Sauk Trail

Sauk Trail began as a Native American trail running through Illinois, Indiana and Michigan in the United States. From west to east, the trail ran from Rock Island on the Mississippi River to the Illinois River near modern Peru then along the north bank of that river to Joliet, and on to Valparaiso, Indiana. Then it ran northeasterly to LaPorte and into southern Michigan running through Niles, Three Rivers, Ypsilanti and ending at the Detroit River near Detroit. The trail followed a winding path around natural topography including following the ridges of dune and moraines that mark the earlier glacial period Lake Michigan shorelines. European settlers improved the trail into a wagon road and later into modern highways, although these often have been straightened and rerouted.

There is a suggestion that sections of the trail followed the southern boundary between the dense forest and the mixed grassland regions. The presence of a mastodon trailway along the same path indicates that the Native Americans may have been using a long established game trail. Henry Schoolcraft, at present-day Michigan City, Indiana in 1820, describes the trail, as a "plain horse path, which is considerably traveled by traders, hunters, and others..." and said that a stranger could not follow it without the services of a guide because of the numerous side trails. The Sauk Trail intersected many important trails and early roads including the trails to Vincennes, to Green Bay, to Fort Wayne and to Little Traverse Bay.

Early European settlers used the trail including perhaps Rene-Robert Cavelier, Sieur de La Salle in 1678 to reach Fort Miami, an early fur trade post. Later traders and their Indian suppliers would continue to use the trail. The French and later British militaries used the trail during the time when they occupied Fort St. Joseph. In 1781, the Spanish also used the trail when they raided Fort St. Joseph during the American Revolutionary War.

To better supply the isolated Fort Dearborn in Chicago, the American Congress passed an act to construct a road from Chicago to Detroit. The surveying for this Chicago Road began in 1825 but financial shortfalls led to a decision to mostly follow the path of the Sauk Trail which military couriers were already using.

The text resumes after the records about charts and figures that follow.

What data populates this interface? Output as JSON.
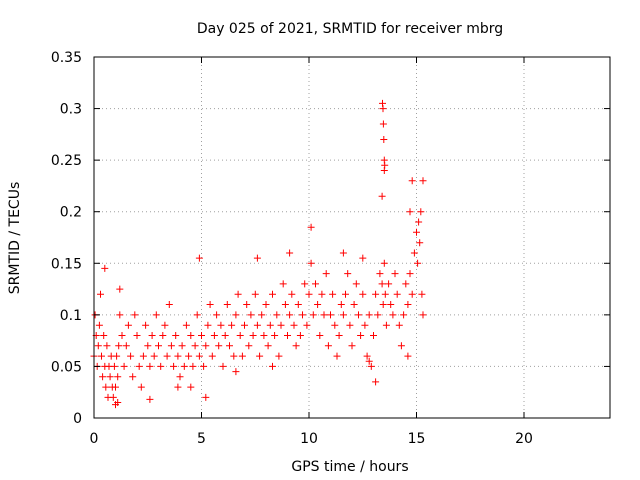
{
  "chart_data": {
    "type": "scatter",
    "title": "Day 025 of 2021, SRMTID for receiver mbrg",
    "xlabel": "GPS time / hours",
    "ylabel": "SRMTID / TECUs",
    "xlim": [
      0,
      24
    ],
    "ylim": [
      0,
      0.35
    ],
    "x_ticks": [
      0,
      5,
      10,
      15,
      20
    ],
    "x_tick_labels": [
      "0",
      "5",
      "10",
      "15",
      "20"
    ],
    "y_ticks": [
      0,
      0.05,
      0.1,
      0.15,
      0.2,
      0.25,
      0.3,
      0.35
    ],
    "y_tick_labels": [
      "0",
      "0.05",
      "0.1",
      "0.15",
      "0.2",
      "0.25",
      "0.3",
      "0.35"
    ],
    "grid": true,
    "marker": "plus",
    "color": "#ff0000",
    "series": [
      {
        "name": "SRMTID",
        "x": [
          0.0,
          0.05,
          0.1,
          0.15,
          0.2,
          0.25,
          0.3,
          0.35,
          0.4,
          0.45,
          0.5,
          0.55,
          0.6,
          0.65,
          0.7,
          0.75,
          0.8,
          0.85,
          0.9,
          0.95,
          1.0,
          1.05,
          1.1,
          1.15,
          1.2,
          1.3,
          1.4,
          1.5,
          1.6,
          1.7,
          1.8,
          1.9,
          2.0,
          2.1,
          2.2,
          2.3,
          2.4,
          2.5,
          2.6,
          2.7,
          2.8,
          2.9,
          3.0,
          3.1,
          3.2,
          3.3,
          3.4,
          3.5,
          3.6,
          3.7,
          3.8,
          3.9,
          4.0,
          4.1,
          4.2,
          4.3,
          4.4,
          4.5,
          4.6,
          4.7,
          4.8,
          4.9,
          5.0,
          5.1,
          5.2,
          5.3,
          5.4,
          5.5,
          5.6,
          5.7,
          5.8,
          5.9,
          6.0,
          6.1,
          6.2,
          6.3,
          6.4,
          6.5,
          6.6,
          6.7,
          6.8,
          6.9,
          7.0,
          7.1,
          7.2,
          7.3,
          7.4,
          7.5,
          7.6,
          7.7,
          7.8,
          7.9,
          8.0,
          8.1,
          8.2,
          8.3,
          8.4,
          8.5,
          8.6,
          8.7,
          8.8,
          8.9,
          9.0,
          9.1,
          9.2,
          9.3,
          9.4,
          9.5,
          9.6,
          9.7,
          9.8,
          9.9,
          10.0,
          10.1,
          10.2,
          10.3,
          10.4,
          10.5,
          10.6,
          10.7,
          10.8,
          10.9,
          11.0,
          11.1,
          11.2,
          11.3,
          11.4,
          11.5,
          11.6,
          11.7,
          11.8,
          11.9,
          12.0,
          12.1,
          12.2,
          12.3,
          12.4,
          12.5,
          12.6,
          12.7,
          12.8,
          12.9,
          13.0,
          13.1,
          13.2,
          13.3,
          13.4,
          13.45,
          13.5,
          13.55,
          13.6,
          13.7,
          13.8,
          13.9,
          14.0,
          14.1,
          14.2,
          14.3,
          14.4,
          14.5,
          14.6,
          14.7,
          14.8,
          14.9,
          15.0,
          15.05,
          15.1,
          15.15,
          15.2,
          15.25,
          15.3,
          13.42,
          13.44,
          13.46,
          13.48,
          13.5,
          13.52,
          13.4,
          13.5,
          0.5,
          1.2,
          4.9,
          7.6,
          9.1,
          10.1,
          11.6,
          14.8,
          14.7,
          14.6,
          15.3,
          1.0,
          1.1,
          4.5,
          5.2,
          6.6,
          8.3,
          2.6,
          3.9,
          12.5,
          12.8,
          13.1
        ],
        "y": [
          0.06,
          0.1,
          0.08,
          0.05,
          0.07,
          0.09,
          0.12,
          0.06,
          0.04,
          0.08,
          0.05,
          0.03,
          0.07,
          0.02,
          0.05,
          0.04,
          0.06,
          0.03,
          0.02,
          0.05,
          0.03,
          0.06,
          0.04,
          0.07,
          0.1,
          0.08,
          0.05,
          0.07,
          0.09,
          0.06,
          0.04,
          0.1,
          0.08,
          0.05,
          0.03,
          0.06,
          0.09,
          0.07,
          0.05,
          0.08,
          0.06,
          0.1,
          0.07,
          0.05,
          0.08,
          0.09,
          0.06,
          0.11,
          0.07,
          0.05,
          0.08,
          0.06,
          0.04,
          0.07,
          0.05,
          0.09,
          0.06,
          0.08,
          0.05,
          0.07,
          0.1,
          0.06,
          0.08,
          0.05,
          0.07,
          0.09,
          0.11,
          0.06,
          0.08,
          0.1,
          0.07,
          0.09,
          0.05,
          0.08,
          0.11,
          0.07,
          0.09,
          0.06,
          0.1,
          0.12,
          0.08,
          0.06,
          0.09,
          0.11,
          0.07,
          0.1,
          0.08,
          0.12,
          0.09,
          0.06,
          0.1,
          0.08,
          0.11,
          0.07,
          0.09,
          0.12,
          0.08,
          0.1,
          0.06,
          0.09,
          0.13,
          0.11,
          0.08,
          0.1,
          0.12,
          0.09,
          0.07,
          0.11,
          0.08,
          0.1,
          0.13,
          0.09,
          0.12,
          0.15,
          0.1,
          0.13,
          0.11,
          0.08,
          0.12,
          0.1,
          0.14,
          0.07,
          0.1,
          0.12,
          0.09,
          0.06,
          0.08,
          0.11,
          0.1,
          0.12,
          0.14,
          0.09,
          0.07,
          0.11,
          0.13,
          0.1,
          0.08,
          0.12,
          0.09,
          0.06,
          0.1,
          0.05,
          0.08,
          0.12,
          0.1,
          0.14,
          0.13,
          0.11,
          0.15,
          0.12,
          0.09,
          0.13,
          0.11,
          0.1,
          0.14,
          0.12,
          0.09,
          0.07,
          0.1,
          0.13,
          0.11,
          0.14,
          0.12,
          0.16,
          0.18,
          0.15,
          0.19,
          0.17,
          0.2,
          0.12,
          0.1,
          0.305,
          0.3,
          0.285,
          0.27,
          0.25,
          0.245,
          0.215,
          0.24,
          0.145,
          0.125,
          0.155,
          0.155,
          0.16,
          0.185,
          0.16,
          0.23,
          0.2,
          0.06,
          0.23,
          0.013,
          0.015,
          0.03,
          0.02,
          0.045,
          0.05,
          0.018,
          0.03,
          0.155,
          0.055,
          0.035
        ]
      }
    ]
  }
}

By 1835, daily stage coach departures run by the Western Stage Company traveled all the way from Chicago to Detroit on a multi-day trip whose travel time was dependent on how bad the road was at the particular season. The Chicago Road was described as "a huge serpent, lazily pursuing its onward course, utterly unconcerned as to its destination."

Sections of the trail still exist in some form; for example, the winding road still called Sauk Trail which runs from Frankfort, Illinois to Dyer, Indiana (passing through the town of Sauk Village, Illinois). Johnson Sauk Trail State Park in western Illinois sits on another section of the trail. Sauk Trail forms the southern boundary of Sauk Trail Woods park. When the Lincoln Highway, the first national transcontinental highway was built, its route through western Indiana followed the roads built over the Sauk Trail.

Although called the Sauk Trail after the Sac tribe, other local tribes (such as the Fox, Ho-Chunk (Winnebago), Kickapoo, Potawatomi, Kaskaskia, and Peoria) were known to use it and the trail probably predates Sac presence in the area. The Sac, however, had to travel the entire length of the trail from their home near Rock Island to collect their treaty payments from the British at Fort Malden near Detroit (and later from the Americans at Detroit).